音の世界と音のない世界と「みる」力。
「聴覚障害があるんです」
とカミングアウトすると、ときたまこんな返事が返ってくる。
「ってことは、そのぶんみる能力が優れているんですか?」
視覚障害のあるピアニスト、知的障害のあるアーティスト、ダウン症の書道家……。世の中は、障害者には特別な才能があると思い込みすぎなんじゃないだろうか。まぁ確かに、特に秀でた才能のない障害者なんて掬いようがないと言われればそれまでなのだけれども。
ちなみに、わたしは裸眼視力0.03で幼少期には斜視もあった。今でも補聴器とコンタクトを外したら、聴こえないし見えない。
それじゃあみる力がないのかというと、そこは難しくて。視力としてはヨワヨワだけれども、視野が広い方だと思う。
例えば、ショッピングモールで相手の口の形や手話を読み取って歩きながら目的のお店を見つけることができる。お店の奥の方にあるディスプレイとかもみえているので、会話の途中で「あのお店の雑貨かわいいねぇ」とか「あのコインロッカーって、意外と奥行きがあるのねぇ」なんて横槍を入れると周りにびっくりされる。
「会話しながら、そんな遠くのものまでみえてるの?」
と。
別に話を見ていないわけではなくてちゃんとみているんだけど、その周辺にあるものたちも同じくよくみている。だって、情報量は少しでも多い方が良いじゃない。
実は、わたしの周りの聴覚障害者の多くがこんな感じで。
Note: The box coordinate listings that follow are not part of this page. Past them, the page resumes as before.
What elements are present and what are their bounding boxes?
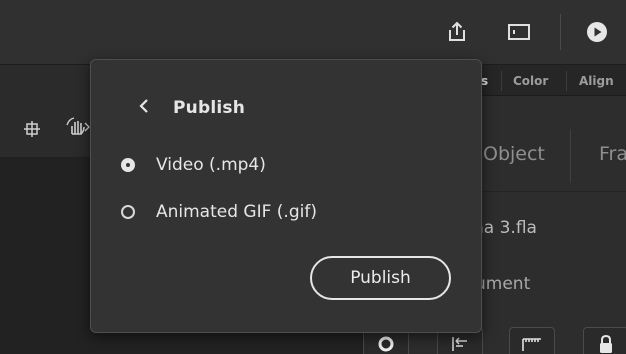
top-toolbar	[0, 0, 626, 65]
radio-button[interactable]	[121, 205, 135, 219]
align-left-icon	[450, 335, 470, 354]
radio-button-selected[interactable]	[121, 158, 135, 172]
app-window: s Color Align Object Fra na 3.fla ument	[0, 0, 626, 354]
hand-rotate-icon[interactable]	[66, 115, 90, 139]
back-button[interactable]	[133, 97, 155, 119]
publish-button[interactable]: Publish	[310, 256, 451, 300]
lock-button[interactable]	[583, 327, 626, 354]
document-section-label: ument	[475, 274, 531, 294]
pin-icon	[377, 335, 395, 354]
tab-color[interactable]: Color	[513, 74, 548, 88]
tab-frame[interactable]: Fra	[599, 143, 626, 165]
crosshair-icon[interactable]	[20, 117, 44, 141]
option-animated-gif[interactable]: Animated GIF (.gif)	[121, 200, 317, 224]
tab-divider	[501, 71, 502, 91]
share-icon[interactable]	[445, 20, 469, 44]
lock-icon	[597, 334, 615, 354]
option-label: Animated GIF (.gif)	[156, 202, 317, 222]
chevron-left-icon	[138, 98, 150, 118]
tab-object[interactable]: Object	[483, 143, 545, 165]
tab-properties[interactable]: s	[481, 74, 488, 88]
document-name: na 3.fla	[473, 218, 537, 238]
ruler-button[interactable]	[509, 327, 555, 354]
tab-divider	[566, 71, 567, 91]
popup-title: Publish	[173, 98, 246, 118]
tab-align[interactable]: Align	[579, 74, 614, 88]
panel-layout-icon[interactable]	[507, 20, 531, 44]
play-icon[interactable]	[585, 20, 609, 44]
ruler-icon	[521, 335, 543, 354]
option-label: Video (.mp4)	[156, 155, 266, 175]
publish-popup: Publish Video (.mp4) Animated GIF (.gif)…	[90, 59, 482, 333]
property-tab-divider	[570, 129, 571, 183]
option-video-mp4[interactable]: Video (.mp4)	[121, 153, 266, 177]
toolbar-divider	[560, 14, 561, 50]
ファミレスで手話をしながらお喋りしていても、知り合いが入ってきたらすぐに気づくとか手話でおしゃべりしながら相手のiPhoneの画面で検索されているワードまで見えてしまっていたり。
後者については、こっそり黙っているけれどもみる気がなくても自然に視野に入ってきてしまう。(だから、見なかったことにしているよ。わたしは。)がしかし、結構な割合で視力は悪い人が多い印象。
そもそも、わたしたちの使う言語である手話がかなり広い視野を必要としていて。手だけで喋っているように見えるかもしれないけれども、頷きや眉の上げ下げも文法の一部。
聴こえる人が手話を始めて一番に躓くのもやっぱりここのような気がしていて。「手話読み取れない!」と言う人は高確率で手しか見ていないので、頭の上から胸の辺りまでを一つの手話の形だと思ってみてみると、読み取りやすくなるかも。
あと、「〇〇したい」と「好き」とか「〇〇みたい(のようだ)」と「似ている」のように手指表現の似ている単語もあるので、やっぱり口形も併せてひとつの単語として表現していることもあって。手の動きと口の形は少なくともマストで両方みているんだと思う。
だから、「聴こえないってことは、みる力能力が優れているんですか?」という質問については「視野の広さ」という点において「そうかもしれない」と答えている。
ちなみに、広い視野を大まかに捉えがちなので灯台下暗しな面は否めない。例えば、手話をしながら歩いていて電柱にぶつかったり階段を踏み外したりする人はよくいる。わたしも、そのうちのひとり。